Esco, vado via, con la mia lettera di licenziamento e con i miei effetti personali. E stavolta evito di stringere le loro mani, come avevo dovuto fare quando sono entrato nella stanza del “masto”. “Mani ipocrite, mani che fan cose che non si raccontano altrimenti le altre mani chissà cosa pensano, si scandalizzano. Mani che poi firman petizioni per lo sgombero, mani lisce come olio di ricino, mani che brandiscon manganelli, che farciscono gioielli, che si alzano alle spalle dei fratelli.” (Frankie Hi-NRG) Mani che scrivono e firmano lettere di licenziamento. Mani che nell’urna elettorale magari votano anche partiti “progressisti”.

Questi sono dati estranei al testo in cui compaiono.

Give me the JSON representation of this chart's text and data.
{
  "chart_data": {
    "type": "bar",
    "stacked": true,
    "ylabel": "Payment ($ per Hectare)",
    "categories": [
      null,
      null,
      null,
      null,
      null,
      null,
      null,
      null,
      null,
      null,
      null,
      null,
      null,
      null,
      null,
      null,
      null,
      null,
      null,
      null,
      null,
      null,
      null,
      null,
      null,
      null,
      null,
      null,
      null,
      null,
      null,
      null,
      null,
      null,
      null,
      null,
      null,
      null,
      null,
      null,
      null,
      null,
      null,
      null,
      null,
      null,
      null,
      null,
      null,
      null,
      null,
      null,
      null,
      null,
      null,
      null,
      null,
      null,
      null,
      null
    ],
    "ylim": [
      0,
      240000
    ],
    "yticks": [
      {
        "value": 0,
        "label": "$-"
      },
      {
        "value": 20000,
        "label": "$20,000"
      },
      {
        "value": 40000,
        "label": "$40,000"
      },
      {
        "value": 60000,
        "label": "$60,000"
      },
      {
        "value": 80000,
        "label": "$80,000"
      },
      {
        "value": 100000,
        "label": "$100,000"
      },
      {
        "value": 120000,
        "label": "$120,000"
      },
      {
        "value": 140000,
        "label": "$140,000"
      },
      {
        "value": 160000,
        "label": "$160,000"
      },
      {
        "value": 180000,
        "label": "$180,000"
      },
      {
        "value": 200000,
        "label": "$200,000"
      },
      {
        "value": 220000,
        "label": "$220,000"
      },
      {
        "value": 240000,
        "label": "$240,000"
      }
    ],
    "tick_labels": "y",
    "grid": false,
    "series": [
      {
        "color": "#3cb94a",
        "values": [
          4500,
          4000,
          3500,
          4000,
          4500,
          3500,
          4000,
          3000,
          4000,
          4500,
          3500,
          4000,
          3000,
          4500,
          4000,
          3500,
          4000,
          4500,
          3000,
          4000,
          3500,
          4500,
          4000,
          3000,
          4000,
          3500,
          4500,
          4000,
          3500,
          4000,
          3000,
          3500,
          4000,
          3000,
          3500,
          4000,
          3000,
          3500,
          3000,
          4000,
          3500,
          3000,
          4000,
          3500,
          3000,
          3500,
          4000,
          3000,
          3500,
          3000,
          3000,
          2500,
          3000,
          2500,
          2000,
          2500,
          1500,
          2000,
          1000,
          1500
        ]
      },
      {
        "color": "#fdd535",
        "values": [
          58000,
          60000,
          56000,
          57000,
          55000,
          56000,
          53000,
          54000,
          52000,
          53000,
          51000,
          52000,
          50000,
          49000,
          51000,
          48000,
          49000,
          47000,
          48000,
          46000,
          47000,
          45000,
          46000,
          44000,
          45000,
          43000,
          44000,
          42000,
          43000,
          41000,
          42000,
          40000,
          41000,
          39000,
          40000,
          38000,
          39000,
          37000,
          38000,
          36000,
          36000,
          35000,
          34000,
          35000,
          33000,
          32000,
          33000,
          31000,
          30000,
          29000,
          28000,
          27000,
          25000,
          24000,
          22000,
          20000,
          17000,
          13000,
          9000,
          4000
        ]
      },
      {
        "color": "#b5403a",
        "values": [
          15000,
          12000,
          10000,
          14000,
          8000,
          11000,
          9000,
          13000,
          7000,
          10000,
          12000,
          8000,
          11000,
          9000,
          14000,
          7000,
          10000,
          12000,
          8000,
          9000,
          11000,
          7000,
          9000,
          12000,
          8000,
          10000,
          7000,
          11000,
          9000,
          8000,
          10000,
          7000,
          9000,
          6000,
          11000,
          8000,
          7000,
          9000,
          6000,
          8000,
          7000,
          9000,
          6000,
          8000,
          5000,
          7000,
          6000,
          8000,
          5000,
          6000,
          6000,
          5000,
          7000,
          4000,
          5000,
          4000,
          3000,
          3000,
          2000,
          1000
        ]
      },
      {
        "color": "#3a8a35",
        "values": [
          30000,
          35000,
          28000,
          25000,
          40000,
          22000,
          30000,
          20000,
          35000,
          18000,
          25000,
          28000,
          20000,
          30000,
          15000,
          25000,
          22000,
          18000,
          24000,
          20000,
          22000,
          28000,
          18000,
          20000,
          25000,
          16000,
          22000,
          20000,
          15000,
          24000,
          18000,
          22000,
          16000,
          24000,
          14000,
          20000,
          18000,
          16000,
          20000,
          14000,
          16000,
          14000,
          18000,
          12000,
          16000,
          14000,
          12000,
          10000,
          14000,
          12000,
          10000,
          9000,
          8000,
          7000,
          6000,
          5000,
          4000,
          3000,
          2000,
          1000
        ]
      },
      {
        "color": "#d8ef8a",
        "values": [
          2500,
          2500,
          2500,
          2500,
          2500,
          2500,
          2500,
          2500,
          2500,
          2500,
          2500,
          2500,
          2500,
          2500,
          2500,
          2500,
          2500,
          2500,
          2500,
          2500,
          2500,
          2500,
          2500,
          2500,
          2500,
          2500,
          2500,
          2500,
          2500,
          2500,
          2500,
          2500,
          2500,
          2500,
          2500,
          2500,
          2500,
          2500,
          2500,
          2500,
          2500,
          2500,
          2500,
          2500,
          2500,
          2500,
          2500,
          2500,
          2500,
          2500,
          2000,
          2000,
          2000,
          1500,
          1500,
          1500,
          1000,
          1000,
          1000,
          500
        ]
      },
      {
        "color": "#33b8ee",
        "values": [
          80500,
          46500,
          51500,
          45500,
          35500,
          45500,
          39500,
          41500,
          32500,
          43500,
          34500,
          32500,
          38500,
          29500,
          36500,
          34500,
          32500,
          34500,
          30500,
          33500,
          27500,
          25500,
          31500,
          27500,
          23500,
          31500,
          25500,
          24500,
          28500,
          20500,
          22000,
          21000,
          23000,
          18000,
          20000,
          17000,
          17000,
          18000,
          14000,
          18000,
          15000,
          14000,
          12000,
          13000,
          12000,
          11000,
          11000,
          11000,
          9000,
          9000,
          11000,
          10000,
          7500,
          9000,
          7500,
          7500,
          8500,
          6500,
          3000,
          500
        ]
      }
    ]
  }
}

Mi hanno licenziato. Stamattina mi sono svegliato nel mio letto, sempre presto, come dovessi uscire per andare a lavorare. Anche senza sveglia. Il mio organismo si è abituato alla disciplina di fabbrica. Mi sveglio e penso che sono fortunato (cazzo, rileggendo ora mi viene in mente che già un’altra volta usammo quest’espressione e fummo bersagliati di critiche – a buon intenditore poche parole). Per mille motivi. Al primo posto ci metto noi. La nostra comunità. Quella che so che non mi offre solo pacche sulle spalle, “mi dispiace” di circostanza. Quella che è capace di sentire l’ingiustizia.
Anche laddove non la cogli per bene, perché sei in un’altra fase della tua vita e un licenziamento puoi solo immaginare cosa sia, per sentito dire. La comunità che ti insegna che la solitudine – anche quella più profonda, quella di individui fragili quali siamo – la puoi sconfiggere, quella che sai si mobilita, non perde il tempo a parlare e basta, quella che agisce. Quella che si guarda “negli occhi con fiera tenerezza, con violento affetto, con passione armata di futuro, perché [siamo] militanti” (Sepúlveda).
I padroni sono un cancro della storia. Prima o poi ce ne libereremo.